Abstract Background Research is needed to inform patient and provider decisions about how to best care for patients who go to the emergency department with complaints of chest pain when their symptoms are due to anxiety rather than a heart problem. However, this research may not be a high priority due, in part, to a lack of awareness for the severity of anxiety symptoms and the impact of anxiety on peoples’ daily lives. In this commentary article, we highlight the use of Photovoice as a unique method to share patients’ lived experience of anxiety with providers, researchers, and health system leaders.
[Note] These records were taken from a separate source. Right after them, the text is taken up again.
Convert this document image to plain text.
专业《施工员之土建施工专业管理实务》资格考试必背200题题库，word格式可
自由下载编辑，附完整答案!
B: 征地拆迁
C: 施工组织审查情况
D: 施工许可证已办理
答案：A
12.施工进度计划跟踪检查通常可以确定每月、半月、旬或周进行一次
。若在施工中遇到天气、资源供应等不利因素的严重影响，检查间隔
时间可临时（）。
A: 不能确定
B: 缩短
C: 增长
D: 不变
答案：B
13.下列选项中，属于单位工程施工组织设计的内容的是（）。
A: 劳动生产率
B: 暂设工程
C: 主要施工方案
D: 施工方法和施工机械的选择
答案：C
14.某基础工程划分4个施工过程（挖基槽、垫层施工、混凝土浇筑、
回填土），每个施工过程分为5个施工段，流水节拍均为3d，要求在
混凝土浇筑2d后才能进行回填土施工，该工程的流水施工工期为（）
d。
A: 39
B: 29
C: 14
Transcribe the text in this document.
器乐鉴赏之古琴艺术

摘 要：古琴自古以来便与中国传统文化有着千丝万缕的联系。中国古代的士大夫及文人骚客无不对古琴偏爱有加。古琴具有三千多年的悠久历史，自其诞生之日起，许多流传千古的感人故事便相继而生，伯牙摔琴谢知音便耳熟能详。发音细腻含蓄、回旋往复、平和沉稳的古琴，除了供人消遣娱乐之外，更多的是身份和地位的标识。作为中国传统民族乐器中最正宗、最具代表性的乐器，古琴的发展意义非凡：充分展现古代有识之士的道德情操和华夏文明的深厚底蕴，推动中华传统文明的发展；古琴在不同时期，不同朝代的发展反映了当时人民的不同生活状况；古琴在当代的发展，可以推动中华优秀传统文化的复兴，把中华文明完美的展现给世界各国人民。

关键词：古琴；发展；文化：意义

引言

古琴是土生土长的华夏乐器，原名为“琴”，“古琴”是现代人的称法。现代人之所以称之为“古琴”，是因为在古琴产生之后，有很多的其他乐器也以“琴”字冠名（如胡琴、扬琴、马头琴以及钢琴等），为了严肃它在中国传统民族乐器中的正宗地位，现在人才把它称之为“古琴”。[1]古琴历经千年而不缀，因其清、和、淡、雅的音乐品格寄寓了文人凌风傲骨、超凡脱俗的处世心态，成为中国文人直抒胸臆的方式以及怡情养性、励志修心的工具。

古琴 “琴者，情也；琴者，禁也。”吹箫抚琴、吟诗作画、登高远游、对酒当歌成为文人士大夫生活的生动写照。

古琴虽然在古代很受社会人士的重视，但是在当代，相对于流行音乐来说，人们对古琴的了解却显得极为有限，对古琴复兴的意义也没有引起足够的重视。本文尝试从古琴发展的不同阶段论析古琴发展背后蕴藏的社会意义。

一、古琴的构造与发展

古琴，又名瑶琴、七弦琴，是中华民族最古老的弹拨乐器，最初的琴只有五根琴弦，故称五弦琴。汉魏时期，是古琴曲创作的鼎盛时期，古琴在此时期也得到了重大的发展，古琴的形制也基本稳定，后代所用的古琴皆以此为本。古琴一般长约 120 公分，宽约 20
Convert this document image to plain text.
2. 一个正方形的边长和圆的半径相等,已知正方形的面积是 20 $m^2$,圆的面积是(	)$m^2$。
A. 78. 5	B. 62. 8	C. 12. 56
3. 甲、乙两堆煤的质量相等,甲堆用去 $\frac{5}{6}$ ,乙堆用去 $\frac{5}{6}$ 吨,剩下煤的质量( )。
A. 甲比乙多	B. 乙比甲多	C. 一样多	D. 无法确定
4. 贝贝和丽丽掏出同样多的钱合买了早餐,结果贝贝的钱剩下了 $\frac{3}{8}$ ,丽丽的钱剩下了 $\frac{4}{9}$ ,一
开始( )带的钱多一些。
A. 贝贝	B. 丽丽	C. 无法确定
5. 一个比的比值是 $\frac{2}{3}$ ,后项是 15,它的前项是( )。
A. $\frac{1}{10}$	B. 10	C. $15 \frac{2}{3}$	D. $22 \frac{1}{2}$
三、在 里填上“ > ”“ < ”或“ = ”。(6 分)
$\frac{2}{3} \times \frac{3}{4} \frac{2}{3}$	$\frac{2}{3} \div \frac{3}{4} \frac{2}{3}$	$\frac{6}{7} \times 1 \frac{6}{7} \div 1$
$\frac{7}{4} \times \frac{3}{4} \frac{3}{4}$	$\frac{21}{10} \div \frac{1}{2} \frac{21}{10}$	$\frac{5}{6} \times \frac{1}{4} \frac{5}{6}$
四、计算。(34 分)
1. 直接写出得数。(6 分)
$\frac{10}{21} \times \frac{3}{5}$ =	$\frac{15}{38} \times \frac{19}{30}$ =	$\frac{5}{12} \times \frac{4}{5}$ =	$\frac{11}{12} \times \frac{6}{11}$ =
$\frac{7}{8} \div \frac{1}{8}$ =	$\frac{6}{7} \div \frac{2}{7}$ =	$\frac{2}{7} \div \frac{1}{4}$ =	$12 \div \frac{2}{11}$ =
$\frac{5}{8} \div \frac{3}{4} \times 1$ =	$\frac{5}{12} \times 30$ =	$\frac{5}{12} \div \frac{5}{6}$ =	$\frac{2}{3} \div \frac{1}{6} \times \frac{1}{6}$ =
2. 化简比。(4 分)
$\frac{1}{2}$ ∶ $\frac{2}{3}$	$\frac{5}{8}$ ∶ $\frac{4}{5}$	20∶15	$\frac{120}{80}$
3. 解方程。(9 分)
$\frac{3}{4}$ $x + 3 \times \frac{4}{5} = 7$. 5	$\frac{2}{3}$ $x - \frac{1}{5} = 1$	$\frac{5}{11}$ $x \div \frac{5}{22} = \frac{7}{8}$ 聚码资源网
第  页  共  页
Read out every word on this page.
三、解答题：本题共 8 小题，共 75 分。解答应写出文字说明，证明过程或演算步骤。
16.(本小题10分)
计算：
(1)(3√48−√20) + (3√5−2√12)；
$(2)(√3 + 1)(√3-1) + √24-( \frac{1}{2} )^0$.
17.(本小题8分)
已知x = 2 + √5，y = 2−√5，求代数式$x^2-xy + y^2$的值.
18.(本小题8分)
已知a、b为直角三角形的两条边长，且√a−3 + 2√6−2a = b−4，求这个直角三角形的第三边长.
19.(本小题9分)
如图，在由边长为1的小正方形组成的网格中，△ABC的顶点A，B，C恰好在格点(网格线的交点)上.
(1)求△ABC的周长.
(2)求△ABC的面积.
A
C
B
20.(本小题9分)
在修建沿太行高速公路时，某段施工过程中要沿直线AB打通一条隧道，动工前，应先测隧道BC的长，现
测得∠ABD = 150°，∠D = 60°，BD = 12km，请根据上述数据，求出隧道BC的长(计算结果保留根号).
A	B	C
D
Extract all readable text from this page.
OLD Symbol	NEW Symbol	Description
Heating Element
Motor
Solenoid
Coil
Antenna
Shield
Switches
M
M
Main text A brief background on Photovoice methods, the process of patient partner involvement in Photovoice, and the project’s Photovoice results (posters, photos and captions) is presented. Conclusion Photovoice achieved its intended effects of increasing awareness of all stakeholders about the burden of anxiety in patients’ lives and the imperative of improving emergency department care for anxiety. This resulted in increased participation in a multi-stakeholder research partnership, critical health system support that included costs to the health system associated with implementing interventions to be tested, and submission of a patient-centered outcomes research proposal that is currently under review. In addition, Photovoice had positive benefits for participants including a therapeutic effect, may have increased group cohesion, and empowerment of patients as partners in the research process.